A three-day-old chicken embryo is at about the same developmental stage as a human embryo at four or five weeks. At this stage, the first signs of limb growth appear.

German researchers have discovered that this growth is controlled by chemical signals sent from cells to other nearby cells, triggering the production of life-sustaining blood vessels.

"It's a normal, controlled process, as opposed to a tumor where it's not controlled," says Stanford University's Dr. Frank Stockdale. "But the signals we think are very much the same, and therefore by understanding how they grow in the embryo, we will be able to understand how they grow in the tumor."

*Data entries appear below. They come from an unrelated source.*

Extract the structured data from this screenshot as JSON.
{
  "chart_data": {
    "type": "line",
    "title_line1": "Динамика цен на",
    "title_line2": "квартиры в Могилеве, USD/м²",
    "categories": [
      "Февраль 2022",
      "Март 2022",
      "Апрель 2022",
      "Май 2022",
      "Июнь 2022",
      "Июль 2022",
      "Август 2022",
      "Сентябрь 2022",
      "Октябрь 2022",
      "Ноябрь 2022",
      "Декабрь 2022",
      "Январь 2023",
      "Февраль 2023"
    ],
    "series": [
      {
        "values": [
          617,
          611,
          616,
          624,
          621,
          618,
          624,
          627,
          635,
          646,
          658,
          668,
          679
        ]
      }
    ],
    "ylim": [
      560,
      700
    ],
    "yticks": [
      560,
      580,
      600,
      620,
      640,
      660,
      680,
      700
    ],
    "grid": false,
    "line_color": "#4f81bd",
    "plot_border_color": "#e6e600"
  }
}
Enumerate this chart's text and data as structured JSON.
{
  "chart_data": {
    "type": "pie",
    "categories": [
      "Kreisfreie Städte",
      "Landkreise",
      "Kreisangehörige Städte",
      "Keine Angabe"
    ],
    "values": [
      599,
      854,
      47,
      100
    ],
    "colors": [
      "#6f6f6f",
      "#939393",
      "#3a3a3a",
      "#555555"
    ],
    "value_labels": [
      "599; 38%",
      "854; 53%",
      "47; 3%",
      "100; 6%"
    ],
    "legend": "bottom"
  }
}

The process of blood-vessel creation is called angiogenesis. Finding a way to control it is one of the hottest areas in cancer research.

Nearly two-dozen anti-angiogenesis drugs are currently in various stages of human testing in the United States.

"Not every approach that is tried is going to work optimally," says Dr. Jeffery Isner of Tufts University. "That's part of the struggle here, it's part of the challenge for any group of investigators."

Many of the experimental anti-angiogenesis drugs are intended to work by interrupting the cell-to-cell communication confirmed in the German chicken embryo studies.

This research has some doctors convinced they can change the way cancer is fought in the future, moving away from radiation and chemotherapies toward biological approaches to treatment.